In augustus 1944 dwongen de Amerikanen de Britten een overeenkomst af, om bij de oliewinning samen te gaan werken. Deze overeenkomst werd uiteindelijk niet geratificeerd omdat de Amerikaanse oliemaatschappijen vreesden dat de regeringen van de twee landen op grond van dit akkoord de ondernemingen zouden gaan controleren. Op 24 september 1945 werd door de twee regeringen (onder president Truman en premier Attlee) een nieuwe overeenkomst gemaakt over de exploitatie van olie in ‘derde’ (!) landen, maar ook deze overeenkomst wwerd uiteindelijk niet ondertekend. Wel sloot de Anglo-Iranian een overeenkomst met twee maatschappijen van de Standard-groep die ook aandeelhouders waren van de IPC: de Standard of Jersey (ESSO, Exxon) en de Standard of New York (Mobil, Socony-, Vacuum). De drie ondernemingen legden tezamen de Mepline (Middle East Pipeline) aan om de olie van de Perzische Golf door Iraq en Syrië naar de haven van Tartus te kunnen pompen.

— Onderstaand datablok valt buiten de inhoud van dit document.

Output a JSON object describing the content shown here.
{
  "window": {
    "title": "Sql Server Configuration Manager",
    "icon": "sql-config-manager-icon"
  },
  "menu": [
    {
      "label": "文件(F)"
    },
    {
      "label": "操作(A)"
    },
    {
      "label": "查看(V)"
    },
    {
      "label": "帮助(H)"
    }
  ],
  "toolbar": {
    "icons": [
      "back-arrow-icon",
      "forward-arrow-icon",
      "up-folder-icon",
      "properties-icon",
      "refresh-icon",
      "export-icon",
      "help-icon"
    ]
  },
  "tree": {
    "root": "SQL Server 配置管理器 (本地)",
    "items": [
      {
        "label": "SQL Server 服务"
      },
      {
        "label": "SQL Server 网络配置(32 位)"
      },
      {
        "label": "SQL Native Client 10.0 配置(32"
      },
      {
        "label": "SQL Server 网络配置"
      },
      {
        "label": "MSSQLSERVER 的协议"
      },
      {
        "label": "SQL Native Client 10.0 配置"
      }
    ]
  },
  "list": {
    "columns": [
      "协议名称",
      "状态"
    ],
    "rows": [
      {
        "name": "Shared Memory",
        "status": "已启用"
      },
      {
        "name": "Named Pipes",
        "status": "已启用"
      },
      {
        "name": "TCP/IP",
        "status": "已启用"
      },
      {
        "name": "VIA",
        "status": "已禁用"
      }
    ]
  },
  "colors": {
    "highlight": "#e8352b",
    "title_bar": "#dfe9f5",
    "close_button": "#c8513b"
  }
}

Het akkoord van 1945 werd dus niet geratificeerd, maar het liep wel vooruit op de plannen van de Amerikaanse minister Kissinger om de stroom olie ongehinderd naar het Westen te laten vloeien. Hij stelde op 23 april 1973 voor, toen die vrije olietoevoer dreigde te stagneren, om daartoe een alliantie te vormen van de VS, West-Europa en Japan.

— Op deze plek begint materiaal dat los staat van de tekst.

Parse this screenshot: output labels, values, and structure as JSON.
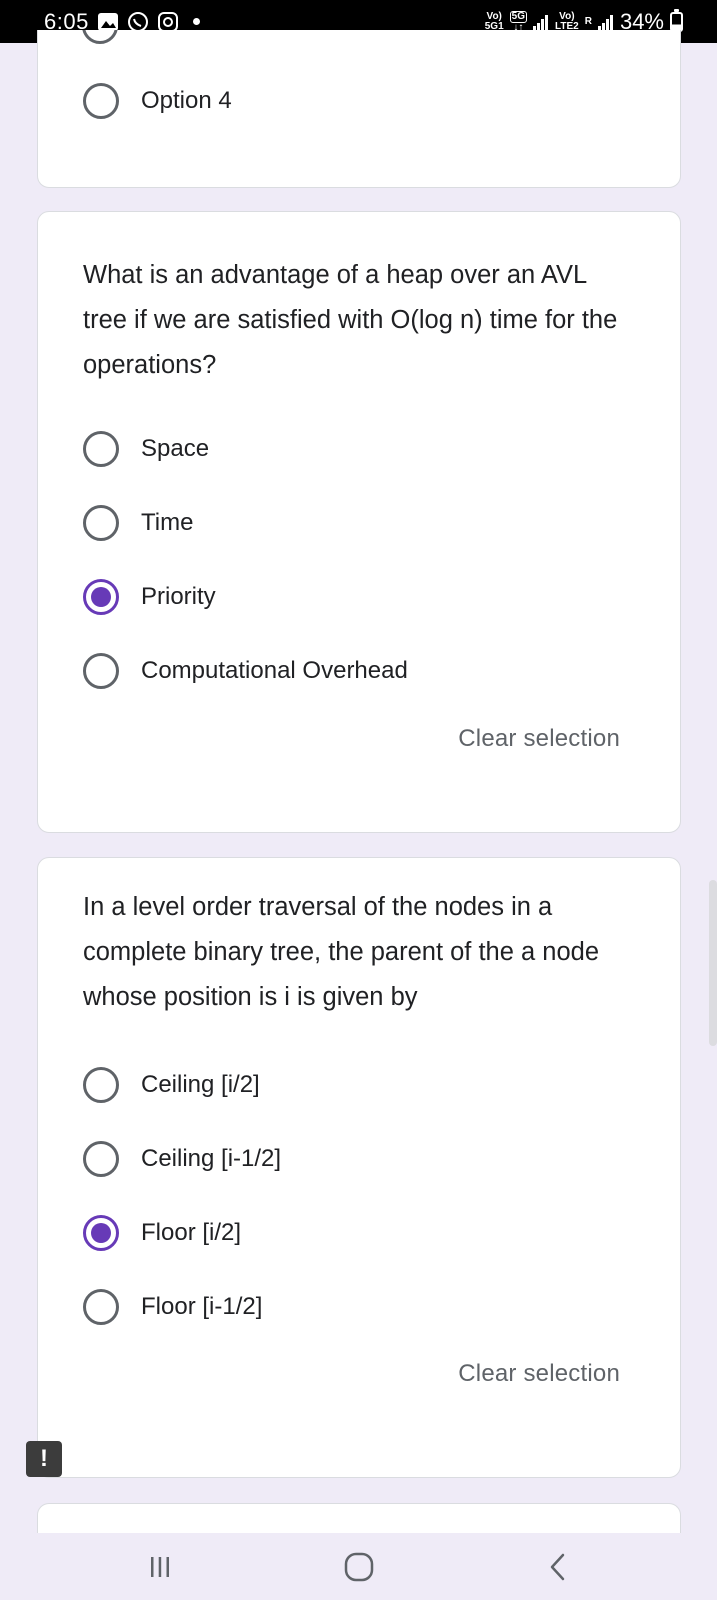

de ‘Zeven Zusters’ en de OPEC
In de wereld van de oliebaronnen heeft men het over de ‘Zeven Zusters’ wanneer het gaat over de grootste multinationale oliemaatschappijen, die elkaar soms beconcurreren maar meestal nauw samenwerken.

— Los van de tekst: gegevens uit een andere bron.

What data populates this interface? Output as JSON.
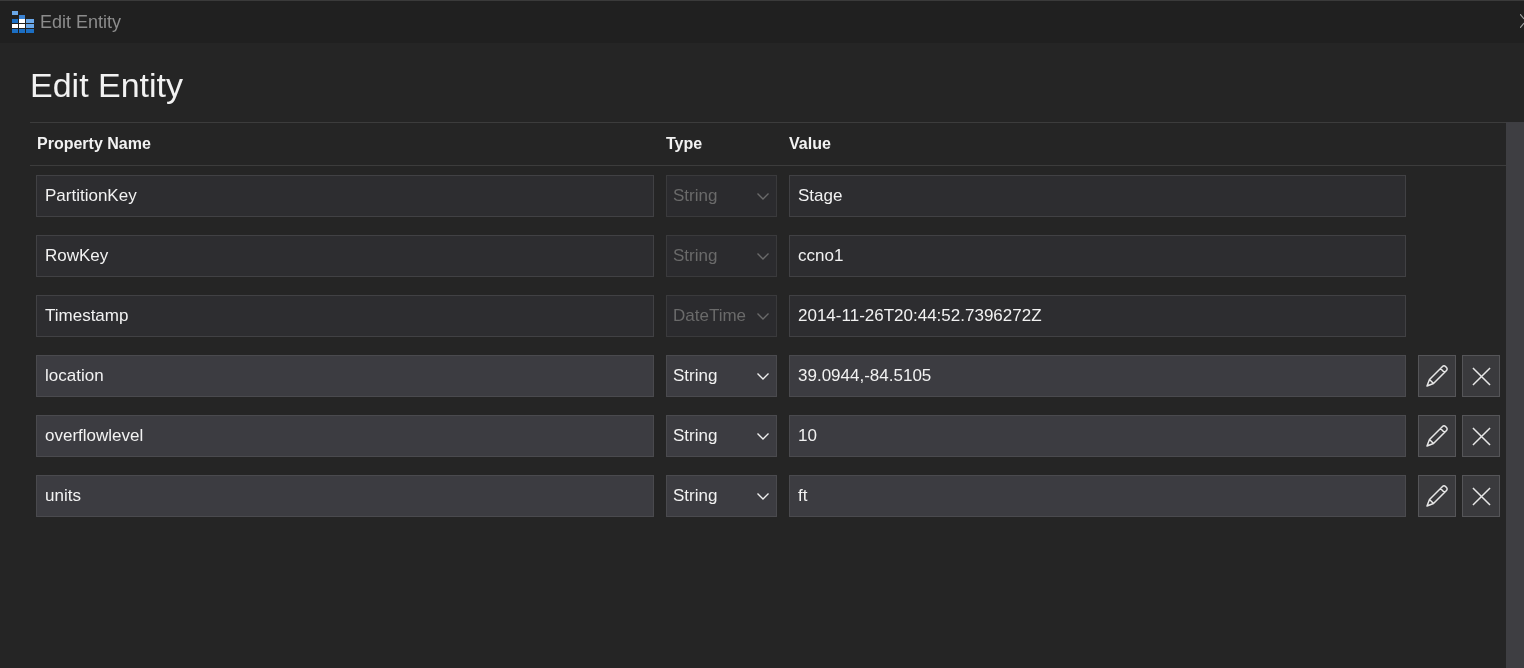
{
  "window": {
    "title": "Edit Entity"
  },
  "heading": "Edit Entity",
  "table": {
    "columns": [
      "Property Name",
      "Type",
      "Value"
    ],
    "rows": [
      {
        "name": "PartitionKey",
        "type": "String",
        "value": "Stage",
        "editable": false
      },
      {
        "name": "RowKey",
        "type": "String",
        "value": "ccno1",
        "editable": false
      },
      {
        "name": "Timestamp",
        "type": "DateTime",
        "value": "2014-11-26T20:44:52.7396272Z",
        "editable": false
      },
      {
        "name": "location",
        "type": "String",
        "value": "39.0944,-84.5105",
        "editable": true
      },
      {
        "name": "overflowlevel",
        "type": "String",
        "value": "10",
        "editable": true
      },
      {
        "name": "units",
        "type": "String",
        "value": "ft",
        "editable": true
      }
    ]
  }
}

In de VS begon John D. Rockefeller vanaf 1860 aan zijn rijk te bouwen: de Standard Oil Company. Na het aannemen van de anti-trustwet in 1911 werd de Standard opgedeeld in vier ondernemingen die allen daarna nog groter zouden worden dan het moederbedrijf. De vier concerns, die nogal eens van naam veranderen, zijn: 1. de Standard of New Jersey; ESSO, Exxon; 2. de Standard of New York; Mobil; Socony-Vacuum; 3. de Standard of California, en 4. de Texaco. De laatste twee vormden later weer de Caltex, die later weer Chevron werd genoemd. De familie Rockefeller heeft nogal grote belangen bij deze vier dochters. In 1975 werden ze met name behartigd door David Rockefeller, de broer van Nelson Rockefeller die in 1974 vice-president werd van de Verenigde Staten (in de periode dat er een ernstige oliecrisis aan de gang was!). De familie Rockefeller heeft meer belangen, ze is ondermeer nauw betrokken bij de belangrijke Chase Manhattanbank.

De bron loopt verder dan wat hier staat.